Про себя думала: отпустил — и ладно. В жизни уж так устроено, что человек над человеком как на лесенке стоит. Хороший да честный тобой командует — не то что не томительно тебе, а под его команду весело идешь, словно солдат под музыку. Но и таких, как Яков Петрович, немало наверх забирается. Где лизнет, где подползет — глядь, и одолел ступеньку. Теперь можно над людьми покуражиться. Перед властью — в дугу, а подвластному — не могу.
И еще думала Дарья о том, что при Дубравине таким, как Яков Петрович, жилось худо. Не терпел Дубравин подхалимов. Где-то он теперь? Оборудование завода доставил в Сибирь, а сам в Сибири не остался. Ходил в военкомат и обком партии, добивался, чтоб сняли броню, отправили на фронт. И добился. Воюет.
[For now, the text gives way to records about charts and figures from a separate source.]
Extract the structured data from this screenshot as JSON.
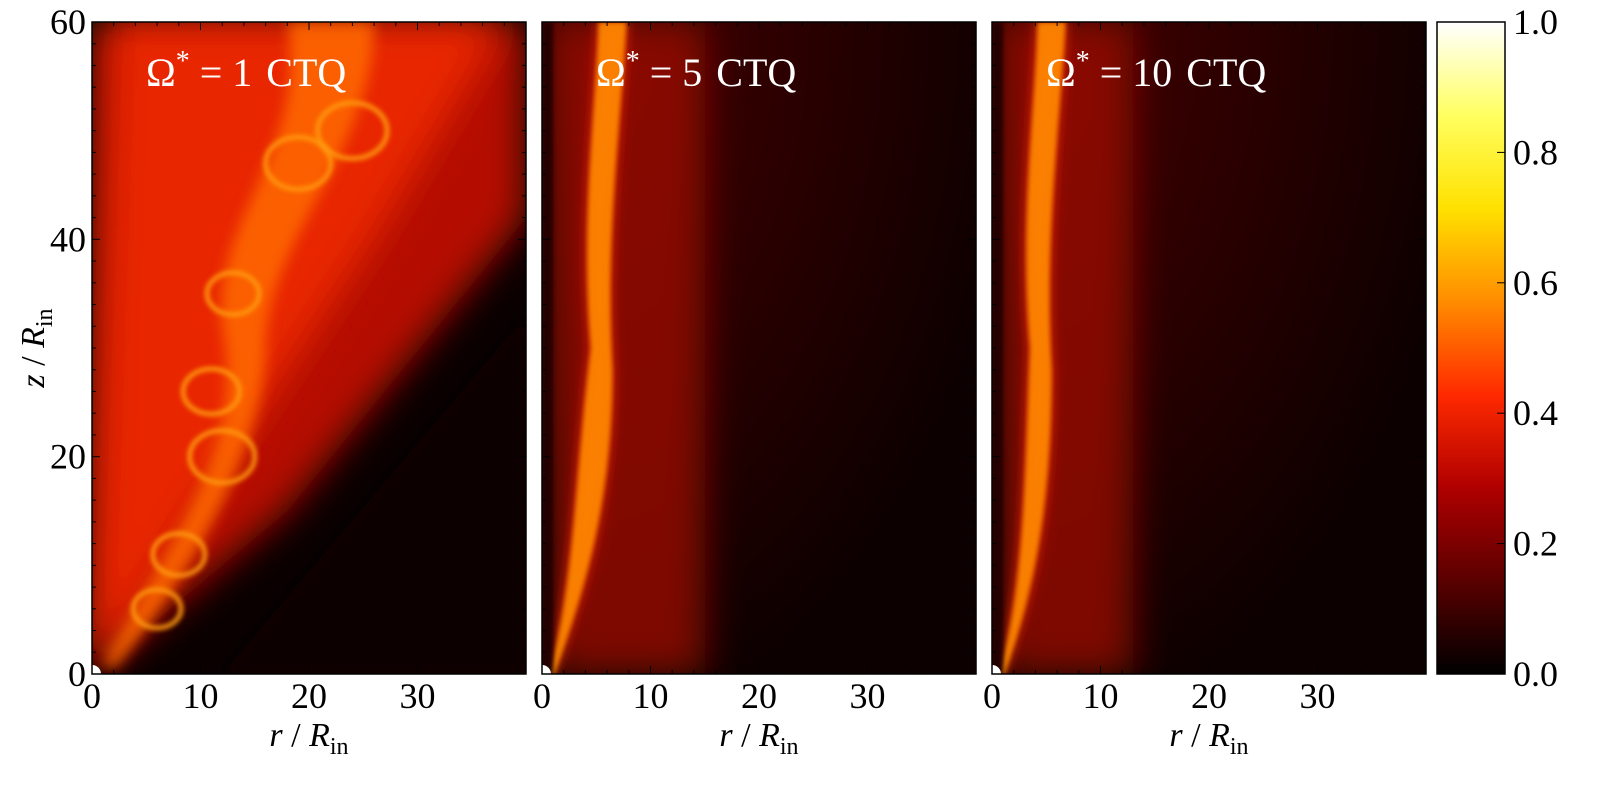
{
  "chart_data": {
    "type": "heatmap",
    "xlabel": {
      "var": "r",
      "sep": " / ",
      "sym": "R",
      "sub": "in"
    },
    "ylabel": {
      "var": "z",
      "sep": " / ",
      "sym": "R",
      "sub": "in"
    },
    "xlim": [
      0,
      40
    ],
    "ylim": [
      0,
      60
    ],
    "xticks": [
      "0",
      "10",
      "20",
      "30"
    ],
    "yticks": [
      "0",
      "20",
      "40",
      "60"
    ],
    "panels": [
      {
        "title_sym": "Ω",
        "title_sup": "*",
        "title_eq": " = ",
        "title_val": "1",
        "title_tag": "CTQ",
        "jet": "wide"
      },
      {
        "title_sym": "Ω",
        "title_sup": "*",
        "title_eq": " = ",
        "title_val": "5",
        "title_tag": "CTQ",
        "jet": "narrow"
      },
      {
        "title_sym": "Ω",
        "title_sup": "*",
        "title_eq": " = ",
        "title_val": "10",
        "title_tag": "CTQ",
        "jet": "narrow"
      }
    ],
    "colorbar": {
      "range": [
        0,
        1
      ],
      "ticks": [
        "0.0",
        "0.2",
        "0.4",
        "0.6",
        "0.8",
        "1.0"
      ],
      "colormap": "hot",
      "colors": [
        "#000000",
        "#5a0000",
        "#b00000",
        "#ff2a00",
        "#ff8c00",
        "#ffe100",
        "#ffff60",
        "#ffffff"
      ]
    }
  }
}
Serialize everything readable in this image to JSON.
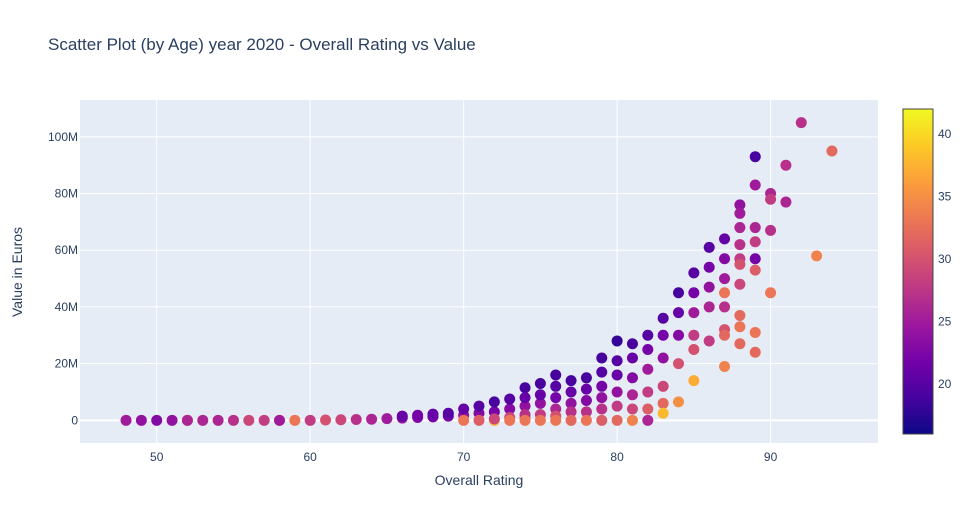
{
  "chart_data": {
    "type": "scatter",
    "title": "Scatter Plot (by Age) year 2020 - Overall Rating vs Value",
    "xlabel": "Overall Rating",
    "ylabel": "Value in Euros",
    "xlim": [
      45,
      97
    ],
    "ylim": [
      -8000000,
      113000000
    ],
    "x_ticks": [
      50,
      60,
      70,
      80,
      90
    ],
    "y_ticks": [
      0,
      20000000,
      40000000,
      60000000,
      80000000,
      100000000
    ],
    "y_tick_labels": [
      "0",
      "20M",
      "40M",
      "60M",
      "80M",
      "100M"
    ],
    "grid": true,
    "colorbar": {
      "min": 16,
      "max": 42,
      "ticks": [
        20,
        25,
        30,
        35,
        40
      ],
      "colorscale": [
        "#0d0887",
        "#46039f",
        "#7201a8",
        "#9c179e",
        "#bd3786",
        "#d8576b",
        "#ed7953",
        "#fb9f3a",
        "#fdca26",
        "#f0f921"
      ]
    },
    "points": [
      [
        48,
        0,
        25
      ],
      [
        49,
        0,
        24
      ],
      [
        50,
        0,
        23
      ],
      [
        51,
        0,
        24
      ],
      [
        52,
        0,
        33
      ],
      [
        52,
        0,
        26
      ],
      [
        53,
        0,
        26
      ],
      [
        54,
        0,
        26
      ],
      [
        55,
        0,
        27
      ],
      [
        56,
        0,
        29
      ],
      [
        57,
        0,
        28
      ],
      [
        58,
        0,
        37
      ],
      [
        58,
        0,
        25
      ],
      [
        59,
        0,
        33
      ],
      [
        60,
        0,
        28
      ],
      [
        61,
        100000,
        30
      ],
      [
        62,
        200000,
        29
      ],
      [
        63,
        300000,
        27
      ],
      [
        64,
        400000,
        26
      ],
      [
        65,
        600000,
        25
      ],
      [
        66,
        800000,
        24
      ],
      [
        66,
        1500000,
        21
      ],
      [
        67,
        1000000,
        23
      ],
      [
        67,
        1800000,
        22
      ],
      [
        68,
        1200000,
        22
      ],
      [
        68,
        2200000,
        21
      ],
      [
        69,
        1500000,
        22
      ],
      [
        69,
        2500000,
        20
      ],
      [
        70,
        1800000,
        24
      ],
      [
        70,
        4000000,
        21
      ],
      [
        70,
        0,
        33
      ],
      [
        71,
        2500000,
        23
      ],
      [
        71,
        5000000,
        20
      ],
      [
        71,
        0,
        31
      ],
      [
        72,
        3000000,
        22
      ],
      [
        72,
        6500000,
        19
      ],
      [
        72,
        0,
        37
      ],
      [
        72,
        500000,
        29
      ],
      [
        73,
        4000000,
        23
      ],
      [
        73,
        7500000,
        20
      ],
      [
        73,
        1000000,
        29
      ],
      [
        73,
        0,
        33
      ],
      [
        74,
        5000000,
        24
      ],
      [
        74,
        11500000,
        19
      ],
      [
        74,
        8000000,
        21
      ],
      [
        74,
        1000000,
        31
      ],
      [
        74,
        2000000,
        27
      ],
      [
        74,
        0,
        33
      ],
      [
        75,
        6000000,
        24
      ],
      [
        75,
        13000000,
        19
      ],
      [
        75,
        9000000,
        21
      ],
      [
        75,
        2000000,
        28
      ],
      [
        75,
        0,
        33
      ],
      [
        76,
        16000000,
        19
      ],
      [
        76,
        12000000,
        20
      ],
      [
        76,
        8000000,
        22
      ],
      [
        76,
        4000000,
        26
      ],
      [
        76,
        1500000,
        30
      ],
      [
        76,
        0,
        33
      ],
      [
        77,
        14000000,
        19
      ],
      [
        77,
        10000000,
        21
      ],
      [
        77,
        6000000,
        24
      ],
      [
        77,
        3000000,
        27
      ],
      [
        77,
        0,
        32
      ],
      [
        78,
        15000000,
        19
      ],
      [
        78,
        11000000,
        21
      ],
      [
        78,
        7000000,
        23
      ],
      [
        78,
        3000000,
        27
      ],
      [
        78,
        0,
        33
      ],
      [
        79,
        22000000,
        19
      ],
      [
        79,
        17000000,
        20
      ],
      [
        79,
        12000000,
        22
      ],
      [
        79,
        8000000,
        24
      ],
      [
        79,
        4000000,
        27
      ],
      [
        79,
        0,
        31
      ],
      [
        80,
        28000000,
        18
      ],
      [
        80,
        21000000,
        20
      ],
      [
        80,
        16000000,
        21
      ],
      [
        80,
        10000000,
        24
      ],
      [
        80,
        5000000,
        28
      ],
      [
        80,
        0,
        32
      ],
      [
        81,
        27000000,
        19
      ],
      [
        81,
        22000000,
        21
      ],
      [
        81,
        15000000,
        23
      ],
      [
        81,
        9000000,
        26
      ],
      [
        81,
        4000000,
        29
      ],
      [
        81,
        0,
        34
      ],
      [
        82,
        30000000,
        20
      ],
      [
        82,
        25000000,
        22
      ],
      [
        82,
        18000000,
        25
      ],
      [
        82,
        10000000,
        28
      ],
      [
        82,
        4000000,
        31
      ],
      [
        82,
        0,
        26
      ],
      [
        83,
        36000000,
        20
      ],
      [
        83,
        30000000,
        22
      ],
      [
        83,
        22000000,
        24
      ],
      [
        83,
        12000000,
        29
      ],
      [
        83,
        6000000,
        32
      ],
      [
        83,
        2500000,
        38
      ],
      [
        84,
        45000000,
        19
      ],
      [
        84,
        38000000,
        21
      ],
      [
        84,
        30000000,
        23
      ],
      [
        84,
        20000000,
        30
      ],
      [
        84,
        6500000,
        35
      ],
      [
        85,
        52000000,
        20
      ],
      [
        85,
        45000000,
        22
      ],
      [
        85,
        38000000,
        25
      ],
      [
        85,
        30000000,
        28
      ],
      [
        85,
        25000000,
        30
      ],
      [
        85,
        14000000,
        37
      ],
      [
        86,
        61000000,
        20
      ],
      [
        86,
        54000000,
        22
      ],
      [
        86,
        47000000,
        24
      ],
      [
        86,
        40000000,
        26
      ],
      [
        86,
        28000000,
        28
      ],
      [
        87,
        64000000,
        21
      ],
      [
        87,
        57000000,
        23
      ],
      [
        87,
        50000000,
        25
      ],
      [
        87,
        45000000,
        33
      ],
      [
        87,
        40000000,
        27
      ],
      [
        87,
        32000000,
        30
      ],
      [
        87,
        30000000,
        32
      ],
      [
        87,
        19000000,
        34
      ],
      [
        88,
        76000000,
        24
      ],
      [
        88,
        73000000,
        25
      ],
      [
        88,
        68000000,
        26
      ],
      [
        88,
        62000000,
        27
      ],
      [
        88,
        57000000,
        28
      ],
      [
        88,
        55000000,
        30
      ],
      [
        88,
        48000000,
        29
      ],
      [
        88,
        37000000,
        32
      ],
      [
        88,
        33000000,
        33
      ],
      [
        88,
        27000000,
        32
      ],
      [
        89,
        93000000,
        19
      ],
      [
        89,
        83000000,
        25
      ],
      [
        89,
        68000000,
        26
      ],
      [
        89,
        63000000,
        28
      ],
      [
        89,
        57000000,
        22
      ],
      [
        89,
        53000000,
        31
      ],
      [
        89,
        31000000,
        33
      ],
      [
        89,
        24000000,
        32
      ],
      [
        90,
        80000000,
        26
      ],
      [
        90,
        78000000,
        28
      ],
      [
        90,
        67000000,
        27
      ],
      [
        90,
        45000000,
        33
      ],
      [
        91,
        90000000,
        27
      ],
      [
        91,
        77000000,
        26
      ],
      [
        92,
        105000000,
        27
      ],
      [
        93,
        58000000,
        34
      ],
      [
        94,
        95000000,
        32
      ]
    ]
  }
}
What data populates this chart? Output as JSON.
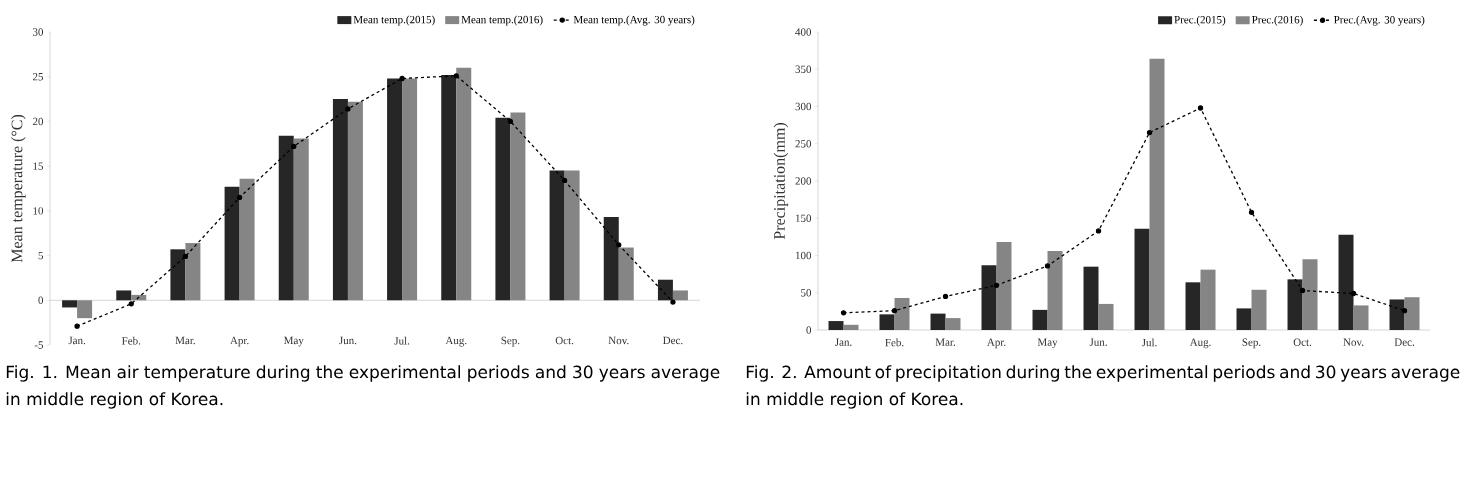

Работы в складах почти не осталось, так что делу не в урон отпрашивалась Дарья в лес. Оборудование все смазали, перебрали, в порядок привели — хоть сейчас в вагоны грузи. Да не посылали вагонов... Лето в Сибири прожить легче. Грибы, ягоды, картошка своя поспеет. А осенью хорошо бы домой.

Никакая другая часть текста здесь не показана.